All projects
Jun 16, 2026

Runbook GraphRAG

An open-source, fully-local graph-RAG engine for incident investigation. Turns runbooks/TSGs into a queryable knowledge graph — surfacing the right guide, the telemetry to query, and linked failures, with zero external services.

Open SourceGraph RAGPythonIncident ResponseRAG

The problem

During an incident, responders burn time hunting across dozens of runbooks and troubleshooting guides — and the ones that matter are often linked in ways plain keyword search can't see. An auth-throttling event shows up as payment timeouts; two guides are related because they query the same telemetry table, not because they share words. Flat similarity search misses exactly those cascade paths.

What I built

A small, hackable graph-RAG engine that turns a folder of runbooks into a queryable knowledge graph. Given an incident description, it returns the most relevant guides plus the graph-linked siblings flat search would miss — along with the exact telemetry queries to run and the documented mitigations, each attributed to its source runbook.

The reasoning layer is your own coding assistant; the engine does fast, explainable, local retrieval and graph traversal.

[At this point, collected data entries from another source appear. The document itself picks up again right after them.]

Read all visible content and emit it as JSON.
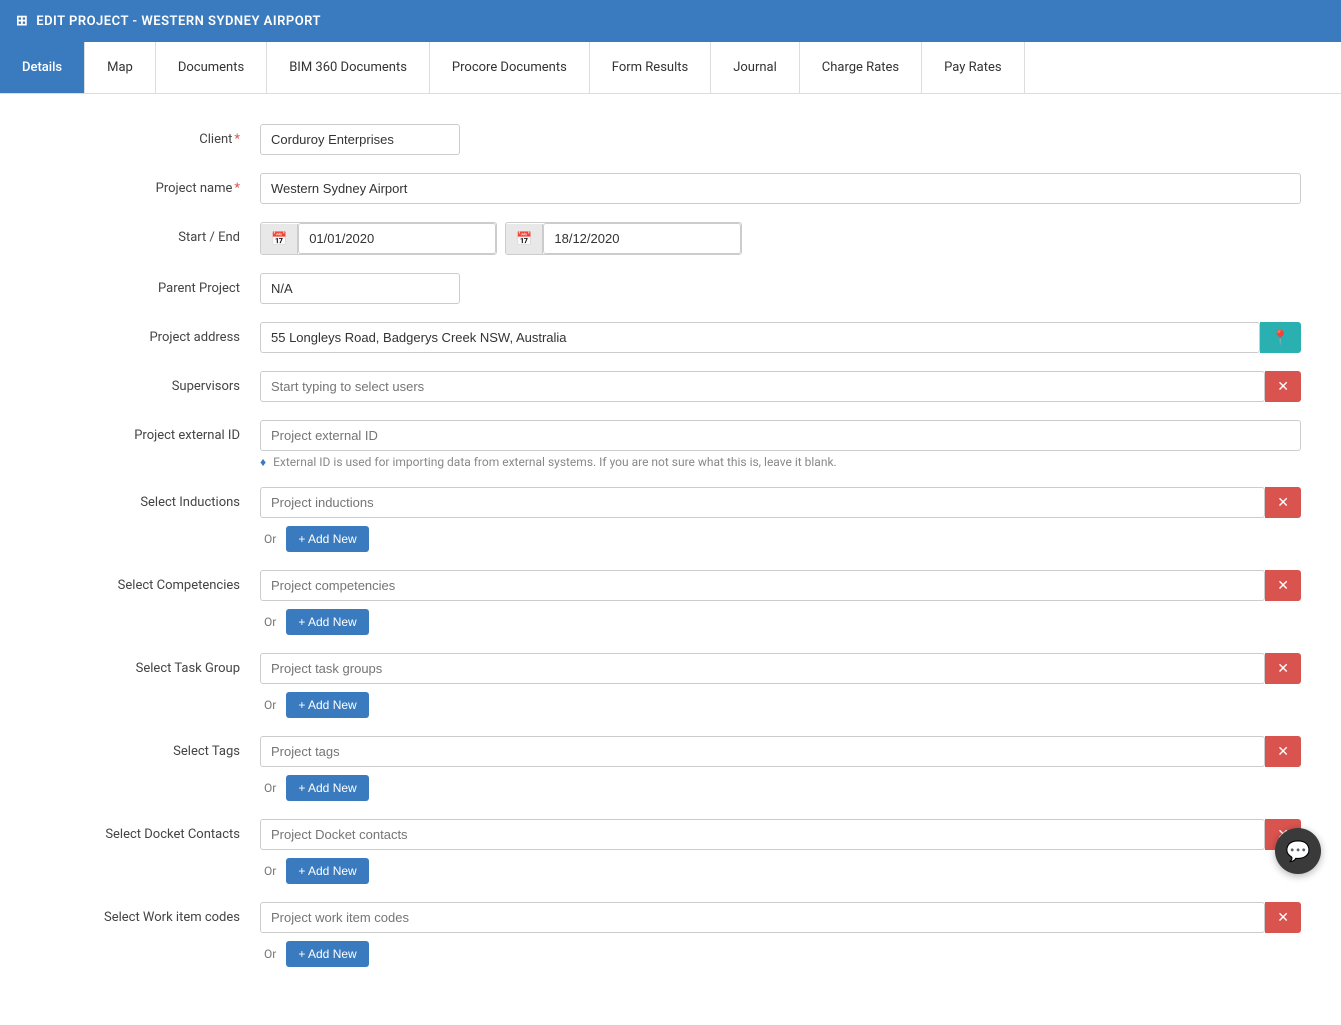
{
  "header": {
    "icon": "⊞",
    "title": "EDIT PROJECT - WESTERN SYDNEY AIRPORT"
  },
  "tabs": [
    {
      "label": "Details",
      "active": true
    },
    {
      "label": "Map",
      "active": false
    },
    {
      "label": "Documents",
      "active": false
    },
    {
      "label": "BIM 360 Documents",
      "active": false
    },
    {
      "label": "Procore Documents",
      "active": false
    },
    {
      "label": "Form Results",
      "active": false
    },
    {
      "label": "Journal",
      "active": false
    },
    {
      "label": "Charge Rates",
      "active": false
    },
    {
      "label": "Pay Rates",
      "active": false
    }
  ],
  "form": {
    "client_label": "Client",
    "client_value": "Corduroy Enterprises",
    "project_name_label": "Project name",
    "project_name_value": "Western Sydney Airport",
    "start_end_label": "Start / End",
    "start_date": "01/01/2020",
    "end_date": "18/12/2020",
    "parent_project_label": "Parent Project",
    "parent_project_value": "N/A",
    "project_address_label": "Project address",
    "project_address_value": "55 Longleys Road, Badgerys Creek NSW, Australia",
    "supervisors_label": "Supervisors",
    "supervisors_placeholder": "Start typing to select users",
    "project_external_id_label": "Project external ID",
    "project_external_id_placeholder": "Project external ID",
    "external_id_help": "External ID is used for importing data from external systems. If you are not sure what this is, leave it blank.",
    "select_inductions_label": "Select Inductions",
    "select_inductions_placeholder": "Project inductions",
    "select_competencies_label": "Select Competencies",
    "select_competencies_placeholder": "Project competencies",
    "select_task_group_label": "Select Task Group",
    "select_task_group_placeholder": "Project task groups",
    "select_tags_label": "Select Tags",
    "select_tags_placeholder": "Project tags",
    "select_docket_contacts_label": "Select Docket Contacts",
    "select_docket_contacts_placeholder": "Project Docket contacts",
    "select_work_item_codes_label": "Select Work item codes",
    "select_work_item_codes_placeholder": "Project work item codes",
    "add_new_label": "+ Add New",
    "or_label": "Or"
  },
  "colors": {
    "header_bg": "#3a7bbf",
    "active_tab": "#3a7bbf",
    "map_btn": "#2ab0b0",
    "x_btn": "#d9534f",
    "add_btn": "#3a7bbf"
  }
}
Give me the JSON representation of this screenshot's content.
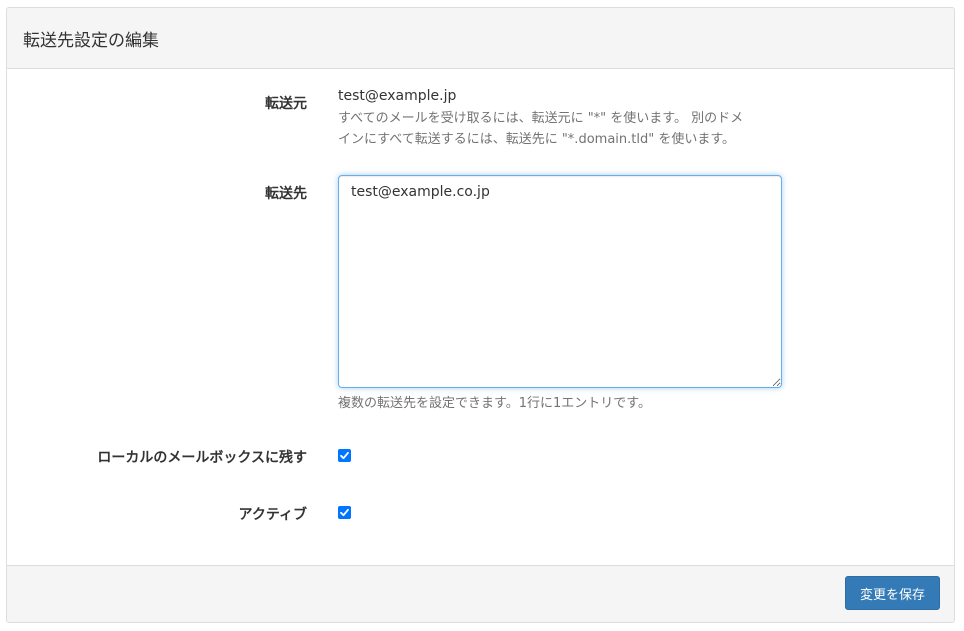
{
  "page": {
    "title": "転送先設定の編集"
  },
  "form": {
    "source_label": "転送元",
    "source_value": "test@example.jp",
    "source_help_line1": "すべてのメールを受け取るには、転送元に \"*\" を使います。 別のドメ",
    "source_help_line2": "インにすべて転送するには、転送先に \"*.domain.tld\" を使います。",
    "dest_label": "転送先",
    "dest_value": "test@example.co.jp",
    "dest_help": "複数の転送先を設定できます。1行に1エントリです。",
    "keep_local_label": "ローカルのメールボックスに残す",
    "keep_local_checked": true,
    "active_label": "アクティブ",
    "active_checked": true,
    "checkbox_color": "#0075ff"
  },
  "footer": {
    "save_label": "変更を保存",
    "save_color": "#337ab7"
  }
}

It never calls an LLM and never touches the network.

How it works

  • Entity-aware ingestion — parses runbooks and extracts the nouns that connect them: services, symptoms, mitigations, and telemetry queries (KQL table/cluster/function extraction).
  • Typed knowledge graph — runbooks ↔ tables ↔ services ↔ symptoms, with shortest-path traversal (to reason about cascades) and "god-node" detection (recurring failure hotspots).
  • Hybrid retrieval — BM25 lexical scoring fused with graph expansion, so siblings sharing a telemetry table get surfaced and explained.
  • Assistant-ready — a CLI (query / explain / path / godnodes) and an optional MCP server expose the graph as tools.

Design constraints

ConstraintWhy
Standard library onlyRuns in locked-down environments — no pip
No external servicesNo vector DB, graph DB, cloud, or LLM API
No data egressRunbooks never leave the machine
~600 lines, 6 modulesEasy to read, fork, and adapt to any team

Stack

Python (standard library) · BM25 · in-process knowledge graph · KQL parsing · SQLite (optional) · MCP (optional) · MIT-licensed.